Я взглянула на Роджера, который все еще сидел, уставившись в свой стакан с содовой, и мне показалось, будто я вижу что-то, чего не должна бы видеть.
– Но что я вообще понимаю? – спросил Люсьен нарочито громко, видимо, почувствовав, что лезет не в свое дело. – Я же всего-навсего младший брат. Не то чтобы она поверяла мне сердечные тайны.
Он повернулся ко мне и с интонацией человека, отчаянно пытающегося сменить тему, спросил:
– А у тебя есть братья или сестры?
– Брат есть, – сказала я с мыслью, что за эту ночь думала о Чарли больше, чем мне того хотелось бы, и уж лучше бы Люсьен выбрал для разговора любую другую тему, кроме этой.
– Старший?
– На три минуты младше.
Глаза Люсьена удивленно распахнулись.
– Вот дела! Близнецы? – Я кивнула. – Так вы, наверное, невероятно близки друг с другом?
Когда он это сказал, я почувствовала, как у меня внутри что-то сжалось. Время от времени у нас с Чарли случались моменты близости, но в остальном казалось, что большую часть жизни мы только и делаем, что деремся друг с другом. Будто между нами стена, которая никогда не исчезает.
– Это не совсем так, – сказала я, стараясь, чтобы мой голос звучал беспечно. – Мы не слишком близки.
– Извини, – сказал Люсьен, и снова повисла тишина. У меня возникло ощущение, что сегодня он больше не будет пытаться сменить тему.
– Ну, по крайней мере, он тебя никогда не кусал, – вернулся к разговору Роджер, теперь его голос звучал жизнерадостно. Он вытянул руку над столом, так что мы все могли увидеть на его ладони маленький круглый шрам. – Мой сводный брат, – пояснил он. – Вечно голодный ребенок.

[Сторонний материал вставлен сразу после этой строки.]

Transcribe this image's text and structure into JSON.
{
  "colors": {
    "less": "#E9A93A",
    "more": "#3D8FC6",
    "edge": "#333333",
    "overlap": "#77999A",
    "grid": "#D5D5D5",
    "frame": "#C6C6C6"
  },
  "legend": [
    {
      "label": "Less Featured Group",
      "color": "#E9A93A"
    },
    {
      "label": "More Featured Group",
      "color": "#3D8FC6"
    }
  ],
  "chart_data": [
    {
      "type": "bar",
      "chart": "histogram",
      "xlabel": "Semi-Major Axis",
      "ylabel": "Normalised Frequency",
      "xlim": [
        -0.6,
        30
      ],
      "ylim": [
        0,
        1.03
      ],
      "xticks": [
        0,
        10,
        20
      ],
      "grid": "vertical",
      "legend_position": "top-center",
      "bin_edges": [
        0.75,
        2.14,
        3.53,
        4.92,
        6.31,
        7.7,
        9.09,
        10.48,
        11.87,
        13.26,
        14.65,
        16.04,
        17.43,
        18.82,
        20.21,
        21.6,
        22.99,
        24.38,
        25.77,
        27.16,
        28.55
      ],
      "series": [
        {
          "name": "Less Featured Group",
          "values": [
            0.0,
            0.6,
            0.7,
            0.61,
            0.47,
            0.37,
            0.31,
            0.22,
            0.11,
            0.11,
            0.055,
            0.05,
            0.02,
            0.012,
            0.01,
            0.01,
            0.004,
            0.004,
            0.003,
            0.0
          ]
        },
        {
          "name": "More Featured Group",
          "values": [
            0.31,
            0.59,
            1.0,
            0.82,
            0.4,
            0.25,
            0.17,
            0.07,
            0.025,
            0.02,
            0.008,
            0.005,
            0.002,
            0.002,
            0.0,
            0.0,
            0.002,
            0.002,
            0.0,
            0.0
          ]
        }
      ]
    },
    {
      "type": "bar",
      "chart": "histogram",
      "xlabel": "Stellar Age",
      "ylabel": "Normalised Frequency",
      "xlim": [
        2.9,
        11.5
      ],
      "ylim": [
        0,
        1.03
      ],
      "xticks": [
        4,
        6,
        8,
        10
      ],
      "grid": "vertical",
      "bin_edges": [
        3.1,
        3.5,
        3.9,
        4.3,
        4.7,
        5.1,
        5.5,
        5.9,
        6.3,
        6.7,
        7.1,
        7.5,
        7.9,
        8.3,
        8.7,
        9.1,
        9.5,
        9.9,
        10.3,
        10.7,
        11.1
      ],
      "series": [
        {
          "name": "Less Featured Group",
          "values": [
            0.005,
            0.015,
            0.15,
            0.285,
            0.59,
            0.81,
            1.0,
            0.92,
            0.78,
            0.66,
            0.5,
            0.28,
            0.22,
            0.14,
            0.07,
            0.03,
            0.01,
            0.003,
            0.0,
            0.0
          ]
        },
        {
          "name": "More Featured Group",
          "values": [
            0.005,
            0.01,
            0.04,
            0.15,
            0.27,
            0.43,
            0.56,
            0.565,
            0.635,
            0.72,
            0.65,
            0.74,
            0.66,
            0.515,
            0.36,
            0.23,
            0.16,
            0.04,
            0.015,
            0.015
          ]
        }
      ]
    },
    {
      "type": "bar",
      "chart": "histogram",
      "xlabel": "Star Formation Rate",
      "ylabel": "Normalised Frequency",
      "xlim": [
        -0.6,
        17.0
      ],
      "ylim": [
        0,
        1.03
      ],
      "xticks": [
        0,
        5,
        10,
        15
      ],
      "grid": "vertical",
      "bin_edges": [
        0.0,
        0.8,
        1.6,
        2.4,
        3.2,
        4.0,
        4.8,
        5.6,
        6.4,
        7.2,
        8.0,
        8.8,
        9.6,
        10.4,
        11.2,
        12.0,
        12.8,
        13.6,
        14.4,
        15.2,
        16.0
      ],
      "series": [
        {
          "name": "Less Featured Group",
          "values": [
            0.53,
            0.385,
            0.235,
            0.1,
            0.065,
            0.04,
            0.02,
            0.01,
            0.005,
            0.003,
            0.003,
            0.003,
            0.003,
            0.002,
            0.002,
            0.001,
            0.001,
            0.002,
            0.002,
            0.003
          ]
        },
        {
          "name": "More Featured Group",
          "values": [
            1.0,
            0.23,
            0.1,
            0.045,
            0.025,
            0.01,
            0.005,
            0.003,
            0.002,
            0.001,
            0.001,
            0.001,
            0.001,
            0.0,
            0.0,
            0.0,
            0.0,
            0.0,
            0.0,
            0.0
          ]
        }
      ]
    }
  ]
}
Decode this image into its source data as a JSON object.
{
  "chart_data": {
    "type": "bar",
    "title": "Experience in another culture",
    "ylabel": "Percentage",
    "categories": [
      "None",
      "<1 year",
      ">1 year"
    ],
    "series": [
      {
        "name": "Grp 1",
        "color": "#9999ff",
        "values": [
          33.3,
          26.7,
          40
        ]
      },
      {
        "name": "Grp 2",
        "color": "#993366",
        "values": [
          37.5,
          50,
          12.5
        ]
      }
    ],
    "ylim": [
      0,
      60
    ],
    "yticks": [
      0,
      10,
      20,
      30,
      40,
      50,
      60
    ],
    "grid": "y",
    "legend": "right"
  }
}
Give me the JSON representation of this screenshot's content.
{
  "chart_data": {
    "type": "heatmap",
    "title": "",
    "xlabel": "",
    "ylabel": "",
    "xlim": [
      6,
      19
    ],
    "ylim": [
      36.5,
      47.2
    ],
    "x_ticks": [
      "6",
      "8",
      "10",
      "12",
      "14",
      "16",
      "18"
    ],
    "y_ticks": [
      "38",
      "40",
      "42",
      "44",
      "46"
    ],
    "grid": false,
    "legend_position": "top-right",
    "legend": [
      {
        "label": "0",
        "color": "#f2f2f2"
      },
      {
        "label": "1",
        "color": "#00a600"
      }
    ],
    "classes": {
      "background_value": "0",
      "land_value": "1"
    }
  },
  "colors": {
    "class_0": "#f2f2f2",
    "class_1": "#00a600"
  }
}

– Это еще что, – Люсьен закатал свой рукав и показал едва заметный шрам на предплечье. – Когда мне было восемь, Хэдли подучила свою лошадь лягнуть меня. Она так и не созналась в этом, но наш конюх рассказал мне, как было дело.
Роджер потянулся к моей тарелке, чтобы взять клубнику, и тут Люсьен сказал, что отойдет ненадолго, и положил салфетку на стол (официант тут же сложил ее надлежащим образом).
– Извини, – произнесла я, как только Люсьен ушел, – за то, что его пригласила.
– Нет, все нормально, – сказал Роджер. – Он милый.
– Милый, – мне совсем не хотелось рассказывать Роджеру о том, каково это – оставаться дома одному. Я, скорее всего, и сама в полной мере не понимала, как чувствовала себя в такие моменты, пока не увидела что-то знакомое в выражении лица Люсьена. – Он просто показался мне одиноким, только и всего.